ECLI:NL:GHAMS:2005:AT6207
Gerechtshof Amsterdam
- Hoger beroep
- A.M.L. Broekhuijsen-Molenaar
- S. Clement
- F.A.A. Duynstee
- Rechtspraak.nl
Ontvankelijkheid hoger beroep in omgangsregeling tussen biologische vader en minderjarige
In deze zaak heeft het Gerechtshof Amsterdam op 12 mei 2005 uitspraak gedaan in hoger beroep betreffende de ontvankelijkheid van de vrouw in haar verzoek om hoger beroep tegen een beschikking van de rechtbank te Amsterdam.

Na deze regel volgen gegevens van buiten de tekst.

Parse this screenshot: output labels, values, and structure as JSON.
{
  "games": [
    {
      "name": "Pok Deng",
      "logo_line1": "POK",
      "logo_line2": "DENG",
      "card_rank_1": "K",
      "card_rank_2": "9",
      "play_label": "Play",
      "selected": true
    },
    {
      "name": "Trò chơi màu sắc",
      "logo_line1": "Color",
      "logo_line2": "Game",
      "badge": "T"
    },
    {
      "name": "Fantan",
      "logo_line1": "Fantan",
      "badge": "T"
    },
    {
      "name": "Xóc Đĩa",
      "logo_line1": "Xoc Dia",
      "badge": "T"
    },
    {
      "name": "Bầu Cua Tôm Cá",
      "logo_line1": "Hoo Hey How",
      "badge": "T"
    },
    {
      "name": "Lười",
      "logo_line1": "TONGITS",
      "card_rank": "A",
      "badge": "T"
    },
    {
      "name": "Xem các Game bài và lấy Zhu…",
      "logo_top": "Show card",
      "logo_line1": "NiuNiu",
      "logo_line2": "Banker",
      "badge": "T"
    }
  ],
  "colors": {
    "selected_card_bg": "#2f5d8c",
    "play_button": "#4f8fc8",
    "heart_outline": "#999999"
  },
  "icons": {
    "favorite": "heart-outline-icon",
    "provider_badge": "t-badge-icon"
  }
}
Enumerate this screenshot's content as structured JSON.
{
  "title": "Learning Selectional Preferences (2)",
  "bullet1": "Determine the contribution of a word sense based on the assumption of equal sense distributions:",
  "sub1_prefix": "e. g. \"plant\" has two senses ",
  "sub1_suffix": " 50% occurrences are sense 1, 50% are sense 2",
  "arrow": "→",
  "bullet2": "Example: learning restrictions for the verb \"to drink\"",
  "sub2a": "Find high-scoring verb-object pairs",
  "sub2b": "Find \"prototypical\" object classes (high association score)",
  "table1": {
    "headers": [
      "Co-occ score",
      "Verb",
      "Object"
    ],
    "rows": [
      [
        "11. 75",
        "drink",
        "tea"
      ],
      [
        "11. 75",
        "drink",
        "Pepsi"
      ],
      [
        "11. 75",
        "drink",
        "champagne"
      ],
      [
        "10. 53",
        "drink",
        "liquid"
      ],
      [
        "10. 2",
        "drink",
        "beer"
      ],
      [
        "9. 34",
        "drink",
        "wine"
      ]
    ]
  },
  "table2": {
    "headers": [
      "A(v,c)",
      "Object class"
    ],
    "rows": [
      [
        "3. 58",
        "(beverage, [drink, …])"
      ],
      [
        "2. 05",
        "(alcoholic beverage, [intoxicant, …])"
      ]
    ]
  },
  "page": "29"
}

De vrouw had op 2 september 2004 een incidenteel verzoekschrift ingediend, waarin zij vroeg om te bepalen dat hoger beroep tegen de bestreden beschikking mogelijk was. De kinderrechter had telefonisch medegedeeld dat het verzoek overbodig was, omdat hoger beroep niet uitgesloten was. De man, die de biologische vader is van de minderjarige, heeft een verweerschrift ingediend en verzocht om bekrachtiging van de bestreden beschikking, waarin hij ontvankelijk was verklaard in zijn verzoek tot het vaststellen van een omgangsregeling.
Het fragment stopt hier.